Come è noto, più basso è il numero espresso dall'NNT, più efficace risulta essere il farmaco.

In generale, l'efficacia dei diversi agenti anti-osteoporosi viene confrontata solo sulla base della riduzione del rischio relativo di fratture. Un articolo pubblicato di recente sul British medical Journal ha però messo in dubbio la validità di questo approccio, sostenendo che può dar luogo a risultati scorretti e far risultare riduzioni eccessivamente alte per alcuni farmaci.
Un'analisi della risposta basata sulla riduzione del rischio assoluto e sull'NNT potrebbe invece fornire risultati più attendibili e realistici.

Per cercare di fare chiarezza su questo punto, gli autori dello studio hanno effettuato una metanalisi degli studi pivotal di fase III, randomizzati, in doppio cieco e controllati con placebo, facenti parte del dossier registrativo dei farmaci attualmente utilizzati in Europa per il trattamento dell'osteoporosi, e ne hanno confrontato i risultati in termini di AAR e NNT.

Dall'analisi è emerso che tutti i farmaci anti-osteoporosi a oggi disponibili hanno valori di NNT accettabili per la prevenzione delle fratture vertebrali, ma il ranelato di stronzio è quello più conveniente da questo punto di vista. Infatti, i valori di NNT per prevenire una frattura vertebrale in 3 anni è risultato pari a 9 per il Ranelato di Stronzio 2 g/die mentre i bisfosfonati avevano valori di NNT in un range compreso fra 14 e 21.
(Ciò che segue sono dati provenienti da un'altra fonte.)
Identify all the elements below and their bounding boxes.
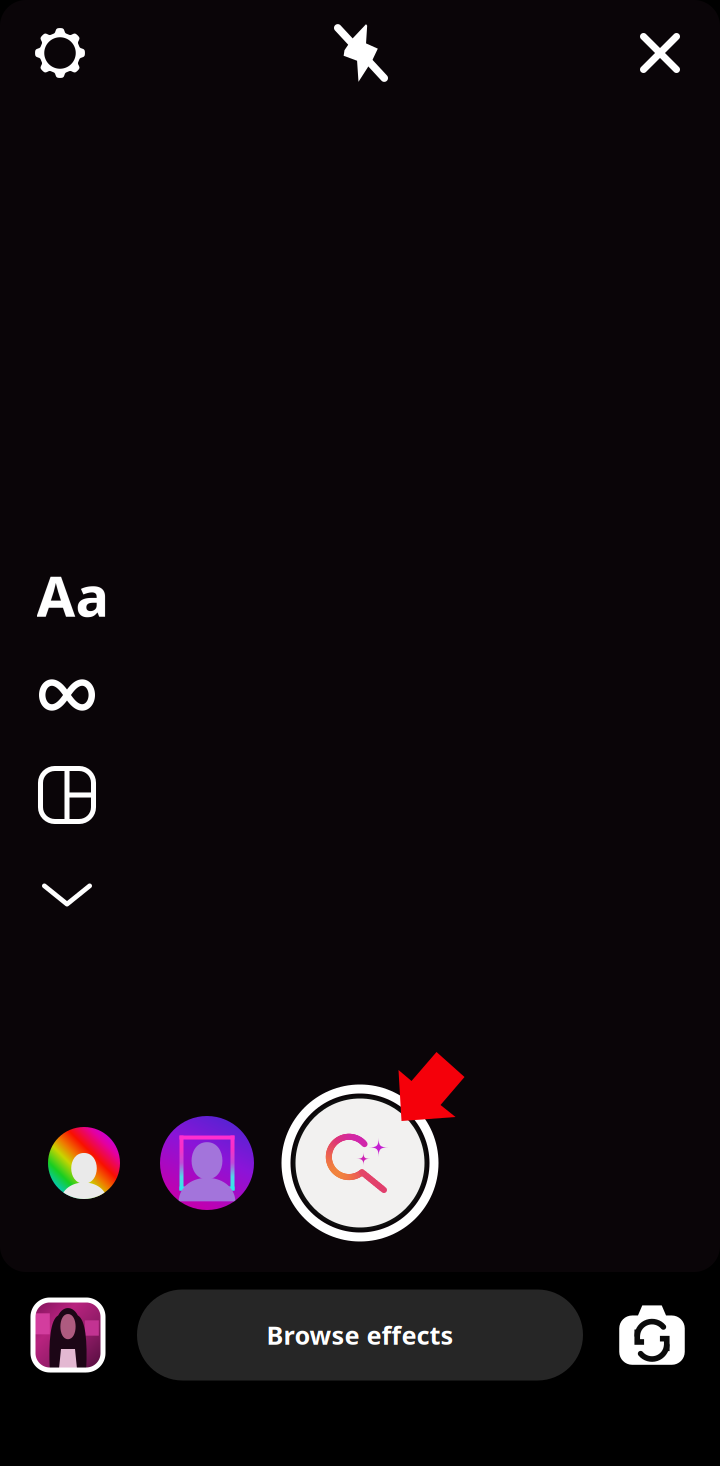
button[interactable]: Camera settings (14, 7, 106, 99)
button[interactable]: Camera roll (18, 1285, 118, 1385)
button[interactable]: No effect (30, 1109, 138, 1217)
button[interactable]: Browse effects (137, 1290, 583, 1380)
staticText: Browse effects (266, 1318, 454, 1352)
button[interactable]: Text (27, 549, 119, 641)
button[interactable]: Flash off (315, 7, 407, 99)
button[interactable]: Boomerang (21, 649, 113, 741)
button[interactable]: More options (21, 849, 113, 941)
button[interactable]: Switch camera (602, 1286, 702, 1386)
button[interactable]: Portrait effect (152, 1108, 262, 1218)
button[interactable]: Close (614, 7, 706, 99)
button[interactable]: Browse effects (280, 1083, 440, 1243)
staticText: Aa (36, 558, 110, 632)
button[interactable]: Layout (21, 749, 113, 841)
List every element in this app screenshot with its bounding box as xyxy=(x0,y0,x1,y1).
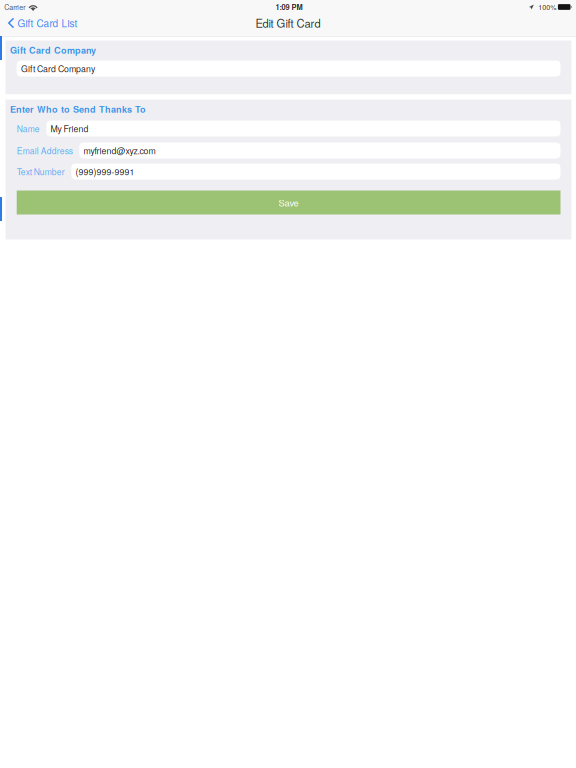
staticText: 100% xyxy=(538,2,556,12)
staticText: Carrier xyxy=(4,2,25,12)
staticText: (999)999-9991 xyxy=(76,165,135,178)
staticText: Gift Card Company xyxy=(10,44,96,56)
staticText: 1:09 PM xyxy=(275,2,302,12)
staticText: Email Address xyxy=(17,144,73,157)
staticText: Edit Gift Card xyxy=(256,15,320,31)
staticText: Save xyxy=(279,196,299,209)
staticText: Gift Card List xyxy=(17,16,77,30)
button[interactable]: Save xyxy=(6,190,560,214)
staticText: Gift Card Company xyxy=(21,62,95,75)
button[interactable]: Gift Card List xyxy=(0,14,85,32)
staticText: Name xyxy=(17,122,40,135)
staticText: Enter Who to Send Thanks To xyxy=(10,102,146,116)
staticText: Text Number xyxy=(17,165,65,178)
staticText: myfriend@xyz.com xyxy=(84,144,156,157)
staticText: My Friend xyxy=(51,122,89,135)
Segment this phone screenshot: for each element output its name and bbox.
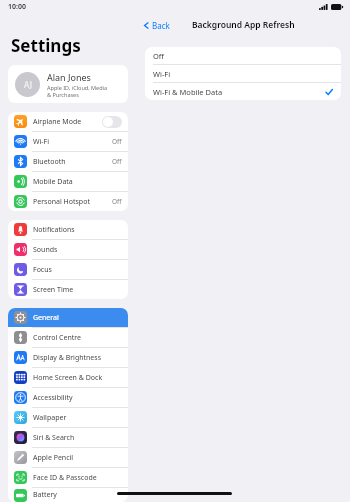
- button[interactable]: Notifications: [8, 220, 128, 239]
- staticText: Notifications: [33, 225, 122, 235]
- staticText: Background App Refresh: [192, 19, 295, 31]
- staticText: Back: [152, 20, 170, 31]
- button[interactable]: General: [8, 308, 128, 327]
- staticText: Personal Hotspot: [33, 197, 112, 207]
- button[interactable]: Bluetooth: [8, 152, 128, 171]
- button[interactable]: Personal Hotspot: [8, 192, 128, 211]
- staticText: General: [33, 313, 122, 323]
- staticText: Alan Jones: [47, 71, 91, 83]
- button[interactable]: Off: [145, 47, 341, 64]
- staticText: Battery: [33, 490, 122, 500]
- button[interactable]: Wi-Fi: [145, 65, 341, 82]
- staticText: Wi-Fi: [153, 69, 333, 79]
- button[interactable]: Focus: [8, 260, 128, 279]
- button[interactable]: Screen Time: [8, 280, 128, 299]
- button[interactable]: Back: [143, 20, 170, 31]
- staticText: Display & Brightness: [33, 353, 122, 363]
- staticText: Siri & Search: [33, 433, 122, 443]
- button[interactable]: Mobile Data: [8, 172, 128, 191]
- button[interactable]: Face ID & Passcode: [8, 468, 128, 487]
- staticText: AJ: [24, 79, 32, 90]
- staticText: Home Screen & Dock: [33, 373, 122, 383]
- staticText: Wi-Fi: [33, 137, 112, 147]
- staticText: Apple Pencil: [33, 453, 122, 463]
- staticText: Off: [153, 51, 333, 61]
- button[interactable]: Airplane Mode: [8, 112, 128, 131]
- button[interactable]: Wallpaper: [8, 408, 128, 427]
- staticText: Control Centre: [33, 333, 122, 343]
- staticText: Wi-Fi & Mobile Data: [153, 87, 325, 97]
- staticText: Settings: [11, 34, 81, 57]
- staticText: Off: [112, 157, 122, 166]
- staticText: Focus: [33, 265, 122, 275]
- staticText: Face ID & Passcode: [33, 473, 122, 483]
- staticText: 10:00: [8, 2, 26, 12]
- button[interactable]: Display & Brightness: [8, 348, 128, 367]
- staticText: Sounds: [33, 245, 122, 255]
- button[interactable]: Accessibility: [8, 388, 128, 407]
- button[interactable]: Sounds: [8, 240, 128, 259]
- staticText: & Purchases: [47, 91, 79, 98]
- staticText: Accessibility: [33, 393, 122, 403]
- staticText: Mobile Data: [33, 177, 122, 187]
- button[interactable]: Wi-Fi: [8, 132, 128, 151]
- staticText: Apple ID, iCloud, Media: [47, 84, 108, 91]
- staticText: Off: [112, 197, 122, 206]
- staticText: Airplane Mode: [33, 117, 102, 127]
- button[interactable]: Apple Pencil: [8, 448, 128, 467]
- staticText: Off: [112, 137, 122, 146]
- other: Selected: [325, 88, 333, 96]
- button[interactable]: Home Screen & Dock: [8, 368, 128, 387]
- button[interactable]: AJ: [8, 65, 128, 103]
- button[interactable]: Siri & Search: [8, 428, 128, 447]
- staticText: Screen Time: [33, 285, 122, 295]
- button[interactable]: Wi-Fi & Mobile Data: [145, 83, 341, 100]
- staticText: Bluetooth: [33, 157, 112, 167]
- button[interactable]: Battery: [8, 488, 128, 502]
- button[interactable]: Control Centre: [8, 328, 128, 347]
- staticText: Wallpaper: [33, 413, 122, 423]
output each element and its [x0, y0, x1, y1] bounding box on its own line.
Come prevedibile, gli NNT per prevenire un frattura dell'anca in 3 anni sono più alti e variano tra 48 per il Ranelato di Stronzio a 91 per i bisfosfonati.
Nonostante qualche possibile bias nella selezione degli studi, dichiarato dagli stessi Autori, lo studio arriva alla conclusione che il trattamento farmacologico dell'osteoporosi è efficace nella prevenzione delle fratture, ma che gli agenti disponibili non sono tutti uguali in termini di NNT. In base ai risultati ottenuti, i farmaci anti-osteoporosi che sembrano avere gli NNT più bassi per la prevenzione delle fratture vertebrali e dell'anca sono quelli che stimolano la formazione dell'osso, come il ranelato di stronzio, piuttosto che quelli in grado di contrastarne il riassorbimento, come i bifosfonati e il raloxifene.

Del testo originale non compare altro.